- Date: December 31, 2005
- Season: 2005
- Stadium: Bank of America Stadium
- Location: Charlotte, North Carolina
- MVP: LB Stephen Tulloch (NC State)
- Referee: Dennis Lipski (Big Ten)
- Attendance: 57,937

United States TV coverage
- Network: ESPN2
- Announcers: Eric Collins Andre Ware

= 2005 Meineke Car Care Bowl =

The 2005 Meineke Car Care Bowl featured the South Florida Bulls and the NC State Wolfpack. The game was the fourth edition to this bowl game, as well as the first shutout in the game's history. The game was played on Saturday, December 31, 2005, and kickoff was at 11:00 AM EST. It remained the only shutout South Florida ever suffered, until November 12, 2009 when South Florida lost to Rutgers 31–0 for its first shutout in South Florida's regular season. South Florida was in its first bowl in program history.

The game was a defensive slugfest the entire way through. Quarterback Marcus Stone threw a 9-yard touchdown pass to Brian Clark to put NC State up 7–0. With 19 seconds left in the half, Andre Brown scored on a 1-yard touchdown run. South Florida had scoring chances, but did not capitalize on any. They lost two fumbles and one interception in the end zone.

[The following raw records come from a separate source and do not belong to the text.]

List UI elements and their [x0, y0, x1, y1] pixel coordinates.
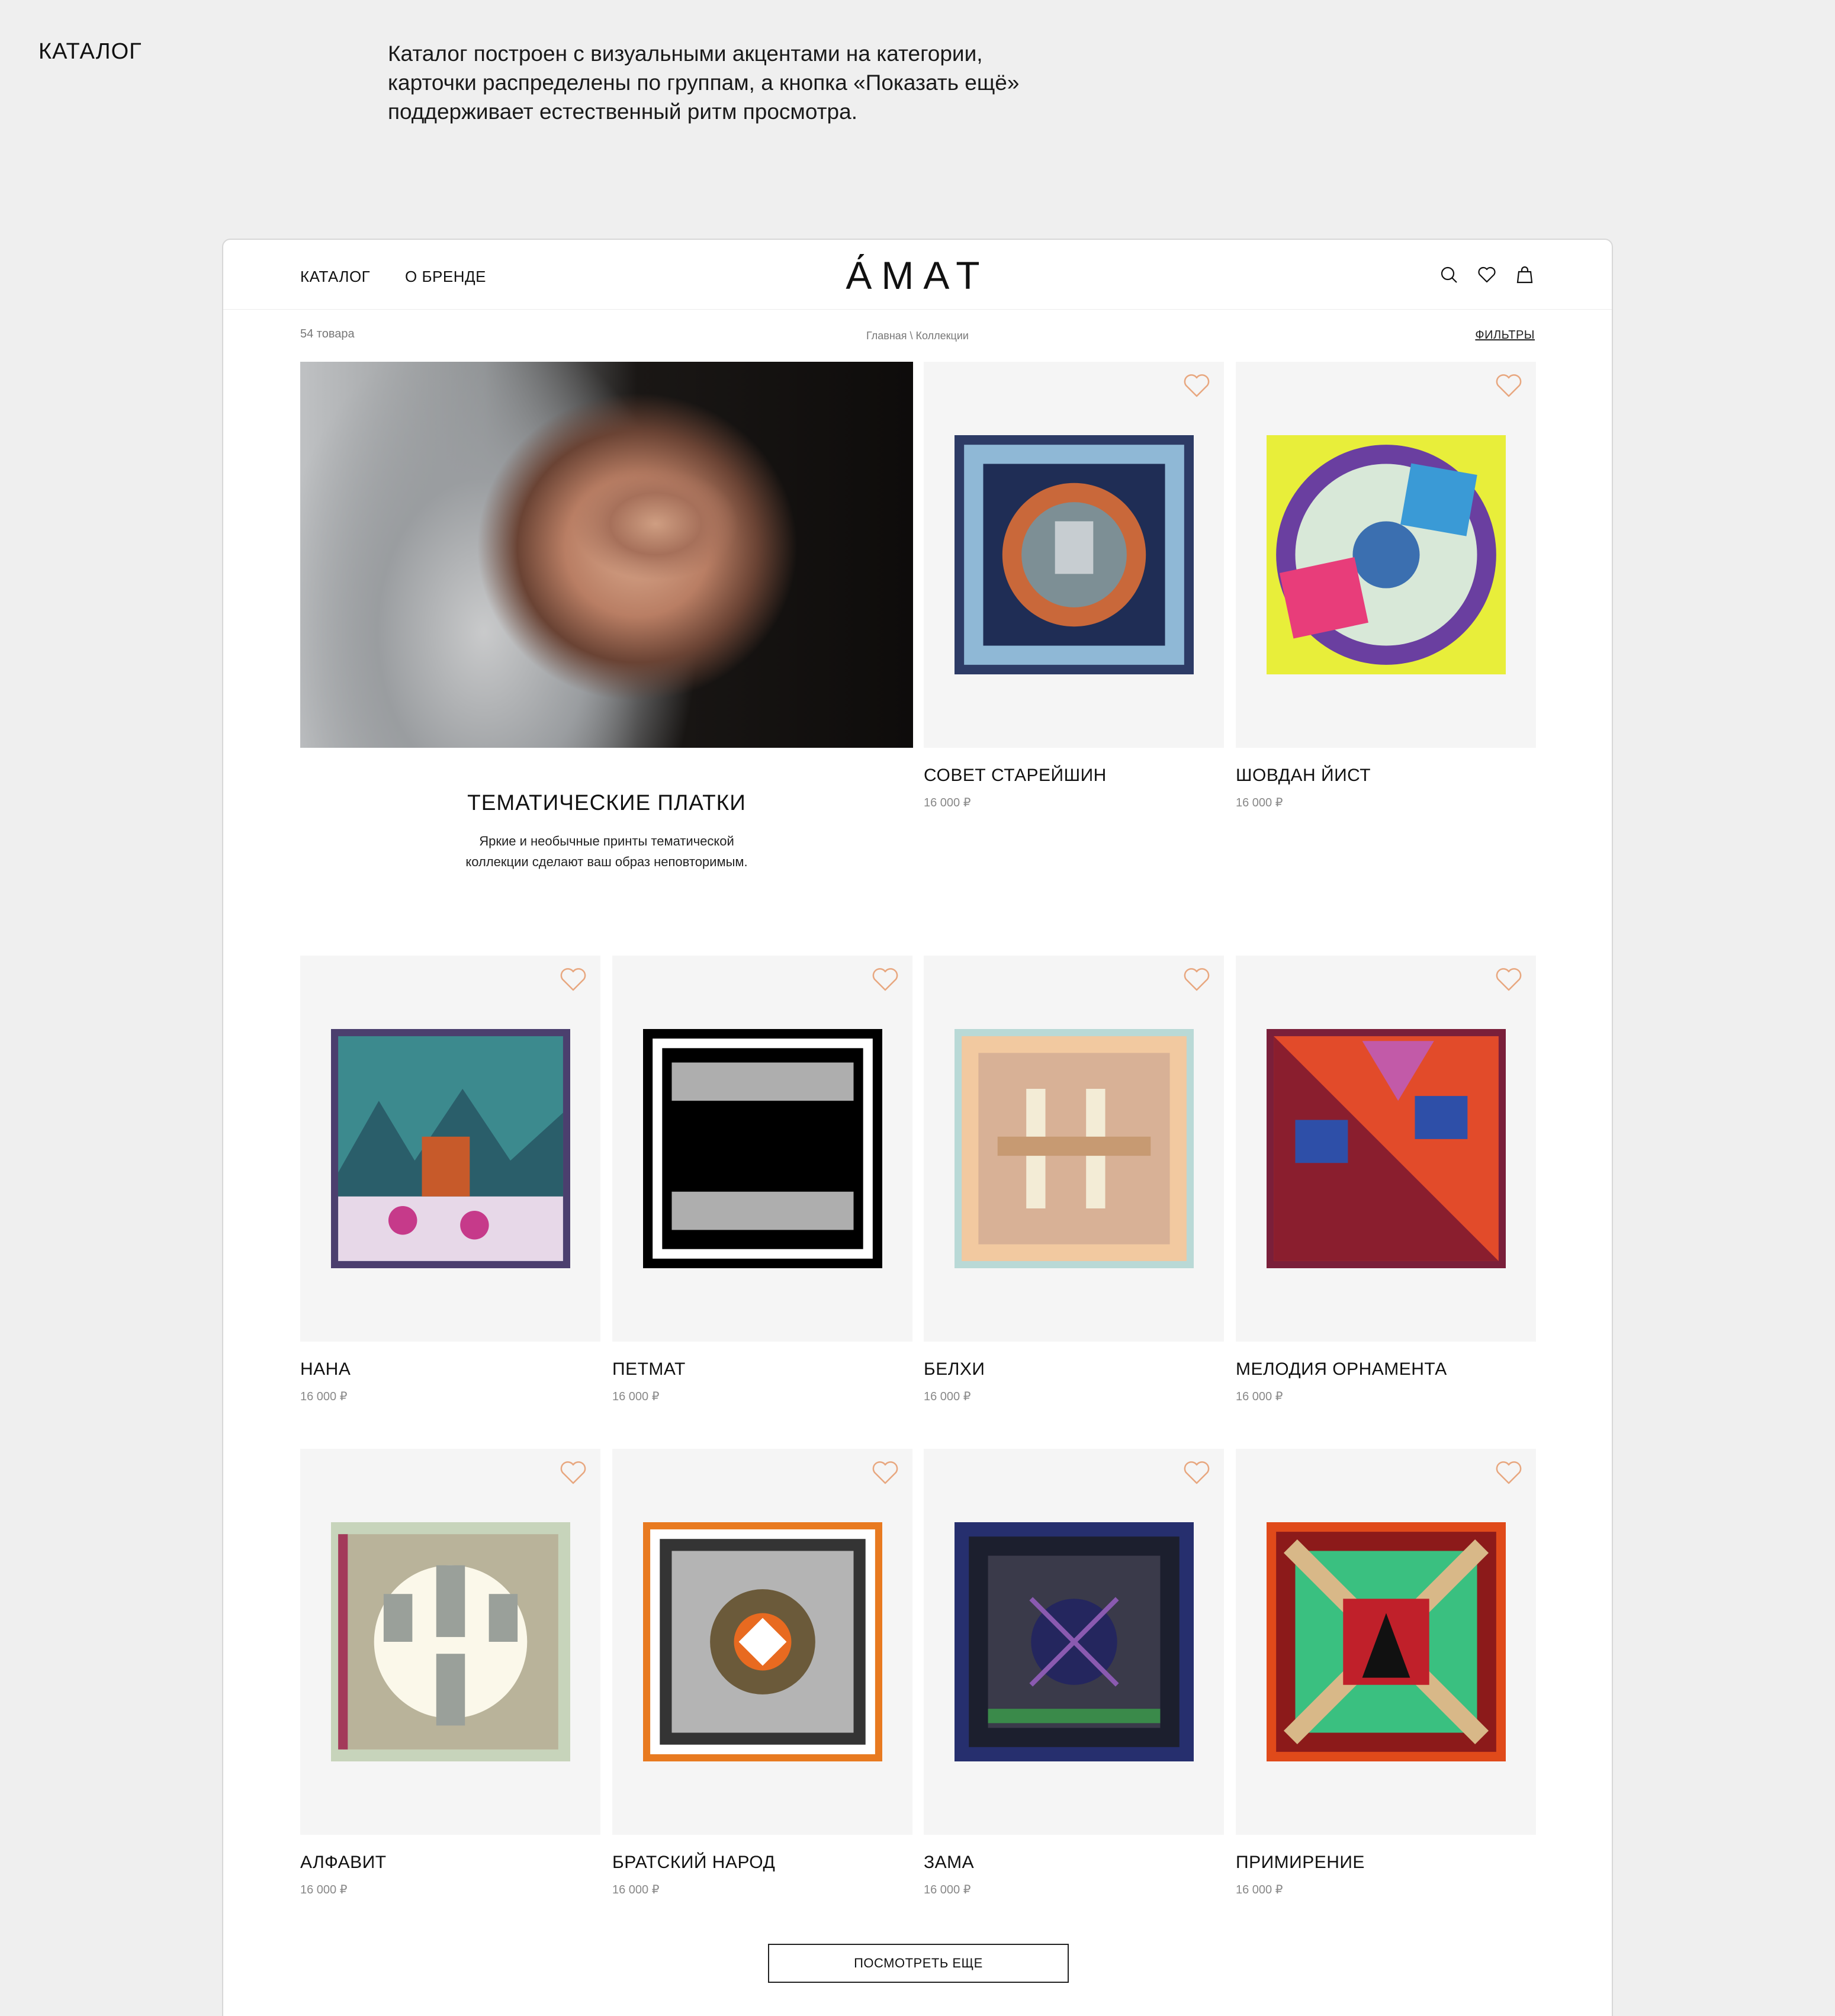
promo-text: Яркие и необычные принты тематической ко… — [300, 831, 913, 872]
product-price: 16 000 ₽ — [612, 1390, 660, 1403]
promo-image[interactable] — [300, 362, 913, 748]
product-price: 16 000 ₽ — [300, 1883, 348, 1896]
description-line: поддерживает естественный ритм просмотра… — [388, 99, 857, 124]
product-card[interactable]: НАНА 16 000 ₽ — [300, 956, 600, 1404]
product-card[interactable]: ПРИМИРЕНИЕ 16 000 ₽ — [1236, 1449, 1536, 1897]
bag-icon[interactable] — [1515, 265, 1535, 285]
promo-text-line: Яркие и необычные принты тематической — [479, 834, 734, 848]
header-icons — [1439, 265, 1535, 285]
product-price: 16 000 ₽ — [300, 1390, 348, 1403]
product-name[interactable]: МЕЛОДИЯ ОРНАМЕНТА — [1236, 1359, 1536, 1380]
heart-icon[interactable] — [1495, 374, 1523, 398]
heart-icon[interactable] — [1495, 967, 1523, 992]
heart-icon[interactable] — [1182, 967, 1211, 992]
product-name[interactable]: АЛФАВИТ — [300, 1853, 600, 1873]
product-price: 16 000 ₽ — [1236, 1390, 1283, 1403]
product-price: 16 000 ₽ — [924, 1883, 971, 1896]
product-name[interactable]: ШОВДАН ЙИСТ — [1236, 766, 1536, 786]
product-card[interactable]: БЕЛХИ 16 000 ₽ — [924, 956, 1224, 1404]
product-price: 16 000 ₽ — [1236, 796, 1283, 809]
scarf-print — [954, 435, 1194, 674]
description-line: Каталог построен с визуальными акцентами… — [388, 41, 983, 66]
section-description: Каталог построен с визуальными акцентами… — [388, 39, 1098, 126]
show-more-button[interactable]: ПОСМОТРЕТЬ ЕЩЕ — [768, 1944, 1069, 1983]
product-name[interactable]: СОВЕТ СТАРЕЙШИН — [924, 766, 1224, 786]
product-price: 16 000 ₽ — [924, 796, 971, 809]
scarf-print — [642, 1522, 882, 1761]
product-image[interactable] — [300, 1449, 600, 1835]
product-image[interactable] — [1236, 956, 1536, 1342]
breadcrumb[interactable]: Главная \ Коллекции — [223, 330, 1612, 342]
product-image[interactable] — [612, 1449, 912, 1835]
scarf-print — [330, 1029, 570, 1268]
browser-window: КАТАЛОГ О БРЕНДЕ А́МАТ 54 товара Главная… — [222, 239, 1613, 2016]
heart-icon[interactable] — [1182, 374, 1211, 398]
product-card[interactable]: МЕЛОДИЯ ОРНАМЕНТА 16 000 ₽ — [1236, 956, 1536, 1404]
product-price: 16 000 ₽ — [612, 1883, 660, 1896]
scarf-print — [642, 1029, 882, 1268]
product-name[interactable]: БРАТСКИЙ НАРОД — [612, 1853, 912, 1873]
product-card[interactable]: ПЕТМАТ 16 000 ₽ — [612, 956, 912, 1404]
promo-title: ТЕМАТИЧЕСКИЕ ПЛАТКИ — [467, 790, 746, 815]
brand-logo[interactable]: А́МАТ — [223, 253, 1612, 298]
heart-icon[interactable] — [1182, 1461, 1211, 1486]
promo-text-line: коллекции сделают ваш образ неповторимым… — [465, 854, 748, 869]
product-name[interactable]: ЗАМА — [924, 1853, 1224, 1873]
heart-icon[interactable] — [1495, 1461, 1523, 1486]
product-card[interactable]: АЛФАВИТ 16 000 ₽ — [300, 1449, 600, 1897]
product-name[interactable]: НАНА — [300, 1359, 600, 1380]
product-image[interactable] — [924, 956, 1224, 1342]
heart-icon[interactable] — [559, 967, 587, 992]
heart-icon[interactable] — [871, 1461, 899, 1486]
scarf-print — [1266, 1522, 1506, 1761]
scarf-print — [1266, 1029, 1506, 1268]
heart-icon[interactable] — [871, 967, 899, 992]
scarf-print — [954, 1029, 1194, 1268]
product-image[interactable] — [1236, 362, 1536, 748]
site-header: КАТАЛОГ О БРЕНДЕ А́МАТ — [223, 240, 1612, 310]
scarf-print — [1266, 435, 1506, 674]
product-name[interactable]: ПЕТМАТ — [612, 1359, 912, 1380]
product-image[interactable] — [300, 956, 600, 1342]
description-line: карточки распределены по группам, а кноп… — [388, 70, 1020, 95]
product-card[interactable]: ШОВДАН ЙИСТ 16 000 ₽ — [1236, 362, 1536, 810]
heart-icon[interactable] — [559, 1461, 587, 1486]
product-card[interactable]: СОВЕТ СТАРЕЙШИН 16 000 ₽ — [924, 362, 1224, 810]
scarf-print — [954, 1522, 1194, 1761]
search-icon[interactable] — [1439, 265, 1459, 285]
product-card[interactable]: ЗАМА 16 000 ₽ — [924, 1449, 1224, 1897]
filters-link[interactable]: ФИЛЬТРЫ — [1475, 329, 1535, 342]
product-price: 16 000 ₽ — [1236, 1883, 1283, 1896]
product-name[interactable]: БЕЛХИ — [924, 1359, 1224, 1380]
product-image[interactable] — [924, 362, 1224, 748]
section-label: КАТАЛОГ — [38, 39, 142, 64]
product-image[interactable] — [1236, 1449, 1536, 1835]
product-price: 16 000 ₽ — [924, 1390, 971, 1403]
product-image[interactable] — [924, 1449, 1224, 1835]
product-card[interactable]: БРАТСКИЙ НАРОД 16 000 ₽ — [612, 1449, 912, 1897]
product-image[interactable] — [612, 956, 912, 1342]
heart-icon[interactable] — [1477, 265, 1497, 285]
scarf-print — [330, 1522, 570, 1761]
product-name[interactable]: ПРИМИРЕНИЕ — [1236, 1853, 1536, 1873]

NC State capped a marvelous finish, finishing at 7–5, after starting the season 2–4. South Florida finished the game with 295 yards of total offense, including 118 rushing yards by Andre Hall. Overall, NC State's defense played magnificently. Stephen Tulloch was named the game's MVP by recording 15 tackles, three sacks, and one forced fumble.